Farm output rises despite wafer-thin slice off budget
If statistics provided in the finance minister's budget speech are something to go by, the country's food grain production has increased by two million tonnes since 2012-13.
However, budgetary allocation for the agriculture sector during the same period got shrunken to less than half, in terms of the percentage of allocation the agriculture ministry received from the national budget.
The thin slice of agricultural allocation in the jumbo budget cake is only getting thinner year by year.
According to AMA Muhith's budget speech at parliament yesterday, farmers grew over 37 million tonnes of food grain in 2012-13. Four years down the line, the production is projected at 39 million tonnes in the outgoing fiscal year, with the prospect of further growth in FY 2016-17.
But the government's budgetary allocation for agriculture ministry dwindled from a good 8.50 percent of the total outlay in 2012-13 to 4.21 in the revised budget of the current fiscal. And yesterday, the finance minister proposed only 4.01 percent allocation for the agriculture ministry.
The government also proposed to keep aside Tk 9,000 crore as subsidy, something it consistently did over the past few years despite fall in fertiliser prices in the international markets.

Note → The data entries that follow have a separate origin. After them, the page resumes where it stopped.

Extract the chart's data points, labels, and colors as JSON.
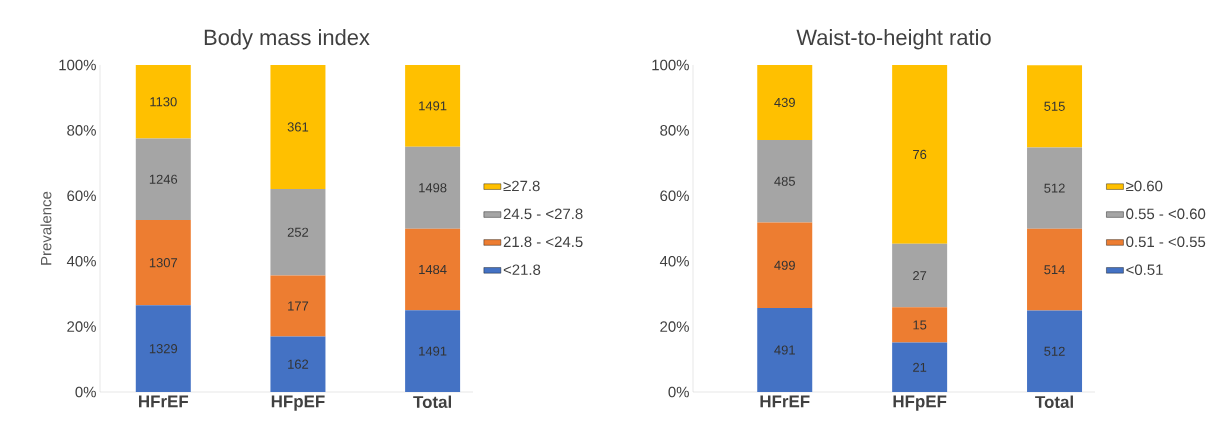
{
  "chart_data": [
    {
      "type": "bar",
      "title": "Body mass index",
      "ylabel": "Prevalence",
      "categories": [
        "HFrEF",
        "HFpEF",
        "Total"
      ],
      "stacked": true,
      "legend": "right",
      "ylim": [
        0,
        100
      ],
      "yticks": [
        {
          "value": 0,
          "label": "0%"
        },
        {
          "value": 20,
          "label": "20%"
        },
        {
          "value": 40,
          "label": "40%"
        },
        {
          "value": 60,
          "label": "60%"
        },
        {
          "value": 80,
          "label": "80%"
        },
        {
          "value": 100,
          "label": "100%"
        }
      ],
      "series": [
        {
          "name": "<21.8",
          "color": "#4472c4",
          "values": [
            26.5,
            17.0,
            25.0
          ]
        },
        {
          "name": "21.8 - <24.5",
          "color": "#ed7d31",
          "values": [
            26.1,
            18.6,
            24.9
          ]
        },
        {
          "name": "24.5 - <27.8",
          "color": "#a5a5a5",
          "values": [
            24.9,
            26.5,
            25.1
          ]
        },
        {
          "name": "≥27.8",
          "color": "#ffc000",
          "values": [
            22.5,
            37.9,
            25.0
          ]
        }
      ],
      "annotations": [
        "1329",
        "1307",
        "1246",
        "1130",
        "162",
        "177",
        "252",
        "361",
        "1491",
        "1484",
        "1498",
        "1491"
      ]
    },
    {
      "type": "bar",
      "title": "Waist-to-height ratio",
      "categories": [
        "HFrEF",
        "HFpEF",
        "Total"
      ],
      "stacked": true,
      "legend": "right",
      "ylim": [
        0,
        100
      ],
      "yticks": [
        {
          "value": 0,
          "label": "0%"
        },
        {
          "value": 20,
          "label": "20%"
        },
        {
          "value": 40,
          "label": "40%"
        },
        {
          "value": 60,
          "label": "60%"
        },
        {
          "value": 80,
          "label": "80%"
        },
        {
          "value": 100,
          "label": "100%"
        }
      ],
      "series": [
        {
          "name": "<0.51",
          "color": "#4472c4",
          "values": [
            25.7,
            15.1,
            24.9
          ]
        },
        {
          "name": "0.51 - <0.55",
          "color": "#ed7d31",
          "values": [
            26.1,
            10.8,
            25.0
          ]
        },
        {
          "name": "0.55 - <0.60",
          "color": "#a5a5a5",
          "values": [
            25.3,
            19.4,
            24.9
          ]
        },
        {
          "name": "≥0.60",
          "color": "#ffc000",
          "values": [
            22.9,
            54.7,
            25.1
          ]
        }
      ],
      "annotations": [
        "491",
        "499",
        "485",
        "439",
        "21",
        "15",
        "27",
        "76",
        "512",
        "514",
        "512",
        "515"
      ]
    }
  ]
}
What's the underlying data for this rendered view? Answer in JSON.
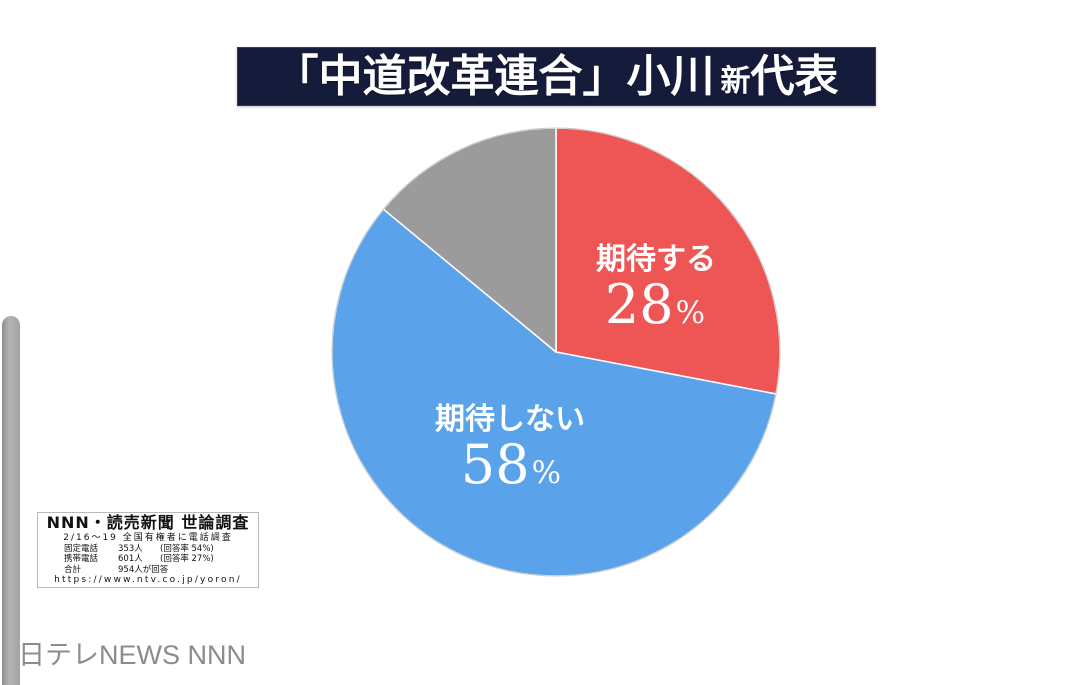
{
  "chart_data": {
    "type": "pie",
    "title": {
      "lead": "「中道改革連合」小川",
      "small": "新",
      "tail": "代表"
    },
    "unit": "%",
    "slices": [
      {
        "label": "期待する",
        "value": 28,
        "color": "#ee5555"
      },
      {
        "label": "期待しない",
        "value": 58,
        "color": "#5aa2ea"
      },
      {
        "value": 14,
        "color": "#9b9b9b"
      }
    ]
  },
  "source": {
    "title": "NNN・読売新聞 世論調査",
    "period": "2/16〜19 全国有権者に電話調査",
    "rows": [
      {
        "label": "固定電話",
        "count": "353人",
        "rate": "(回答率 54%)"
      },
      {
        "label": "携帯電話",
        "count": "601人",
        "rate": "(回答率 27%)"
      },
      {
        "label": "合計",
        "count": "954人が回答"
      }
    ],
    "url": "https://www.ntv.co.jp/yoron/"
  },
  "footer": {
    "watermark": "日テレNEWS NNN"
  }
}
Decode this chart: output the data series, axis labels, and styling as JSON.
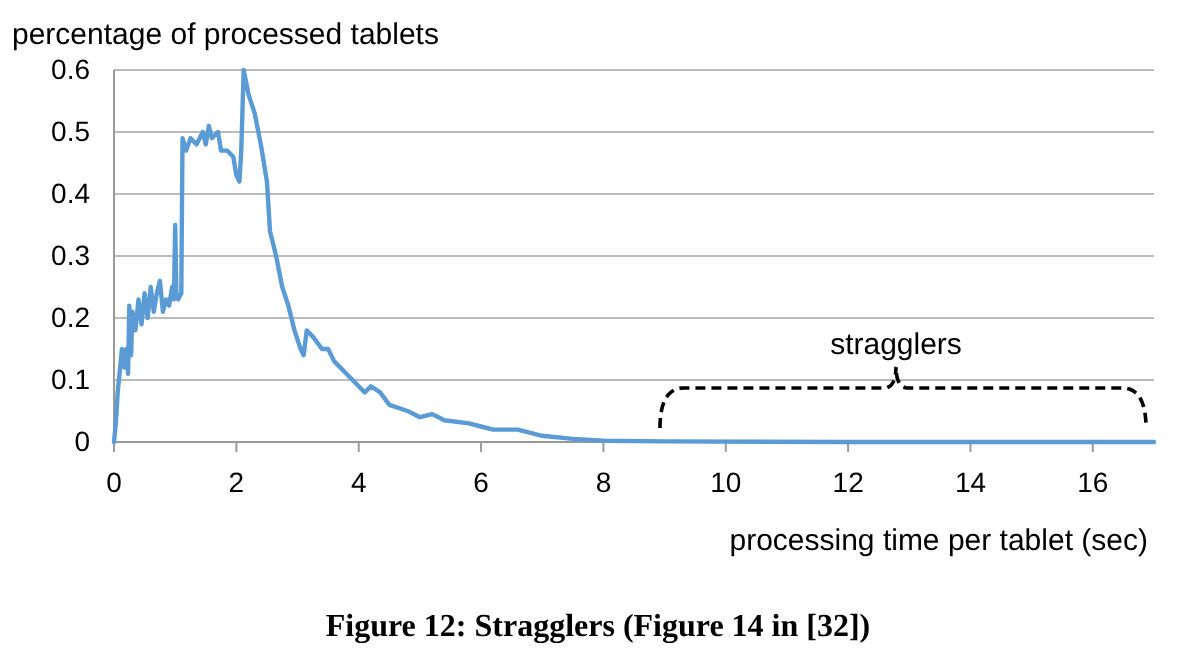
{
  "chart_data": {
    "type": "line",
    "ylabel": "percentage of processed tablets",
    "xlabel": "processing time per tablet (sec)",
    "title": "Figure 12: Stragglers (Figure 14 in [32])",
    "annotations": [
      "stragglers"
    ],
    "xlim": [
      0,
      17
    ],
    "xticks": [
      0,
      2,
      4,
      6,
      8,
      10,
      12,
      14,
      16
    ],
    "ylim": [
      0,
      0.6
    ],
    "yticks": [
      0,
      0.1,
      0.2,
      0.3,
      0.4,
      0.5,
      0.6
    ],
    "grid": "y",
    "x": [
      0,
      0.03,
      0.06,
      0.1,
      0.13,
      0.17,
      0.2,
      0.23,
      0.25,
      0.28,
      0.3,
      0.35,
      0.4,
      0.45,
      0.5,
      0.55,
      0.6,
      0.65,
      0.7,
      0.75,
      0.8,
      0.85,
      0.9,
      0.95,
      0.98,
      1.0,
      1.02,
      1.05,
      1.1,
      1.12,
      1.18,
      1.25,
      1.35,
      1.45,
      1.5,
      1.55,
      1.6,
      1.7,
      1.75,
      1.85,
      1.95,
      2.0,
      2.05,
      2.08,
      2.12,
      2.2,
      2.3,
      2.4,
      2.5,
      2.55,
      2.65,
      2.75,
      2.85,
      2.95,
      3.05,
      3.1,
      3.15,
      3.25,
      3.4,
      3.5,
      3.6,
      3.8,
      4.0,
      4.1,
      4.2,
      4.35,
      4.5,
      4.8,
      5.0,
      5.2,
      5.4,
      5.8,
      6.0,
      6.2,
      6.6,
      7.0,
      7.5,
      8.0,
      9,
      12,
      17
    ],
    "series": [
      {
        "color": "#5b9bd5",
        "values": [
          0,
          0.03,
          0.08,
          0.12,
          0.15,
          0.12,
          0.15,
          0.11,
          0.22,
          0.14,
          0.21,
          0.18,
          0.23,
          0.19,
          0.24,
          0.2,
          0.25,
          0.21,
          0.24,
          0.26,
          0.21,
          0.23,
          0.22,
          0.25,
          0.23,
          0.35,
          0.24,
          0.23,
          0.24,
          0.49,
          0.47,
          0.49,
          0.48,
          0.5,
          0.48,
          0.51,
          0.49,
          0.5,
          0.47,
          0.47,
          0.46,
          0.43,
          0.42,
          0.47,
          0.6,
          0.56,
          0.53,
          0.48,
          0.42,
          0.34,
          0.3,
          0.25,
          0.22,
          0.18,
          0.15,
          0.14,
          0.18,
          0.17,
          0.15,
          0.15,
          0.13,
          0.11,
          0.09,
          0.08,
          0.09,
          0.08,
          0.06,
          0.05,
          0.04,
          0.045,
          0.035,
          0.03,
          0.025,
          0.02,
          0.02,
          0.01,
          0.005,
          0.002,
          0.001,
          0,
          0
        ]
      }
    ]
  }
}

Experts, however, note that government needs to invest more and devise measures so that farmers don't stop cultivating paddy because of continuous slump in its prices.
As an apparent and immediate bailout measure, the finance minister proposed to slap a 25 percent customs duty, in place of the current 10 percent, on rice import. This would cushion local growers against cheaper imports from India.
Dr M Asaduzzaman, a professorial fellow at the country's premier think-tank Bangladesh Institute of Development Studies (Bids), holds a different opinion though.
"Hiking duty, protecting local rice growers - this is all good. But timing is equally important here. Those who were up for making quick money through cheap rice imports have already pocketed the money at the cost of local farmers' misery," reasoned Dr Asaduzzaman, casting doubt on efficacy of the duty measure now.
He rather emphasised on more investment in agricultural research and development, shifting rice-centric farm production paradigm to a more diversified and pragmatic one.
For real food sovereignty, the expert notes, "per-unit productivity" has to be enhanced at a level when "we can release land from rice to other farm products. We need to invest more in fisheries and livestock."
Projecting successes in agriculture in his speech, Muhith yesterday said that the agricultural production has increased in real term by 2.6 percent compared to that of the last fiscal year. "Besides, we have taken initiatives to transfer cash and other incentives directly to the farmers through mobile banking."
"This year also, Bangladesh retains the 4th position in freshwater fish production. At the same time, nutrition demand of the population is being met by ensuring growth in production of milk, meat and egg, and increase in the per capita availability of these products," said the finance minister.
He spoke of increased food storage capacity and implementation of projects to turn the food-deficit regions into surplus ones, and proposed a few more duty structures like doubling customs duty (to 10 percent from the existing 5) on soy cake import and reducing supplementary duty to half (to 10 percent from 20) on 'stabiliser for milk' to give supports to the local agro-based industries.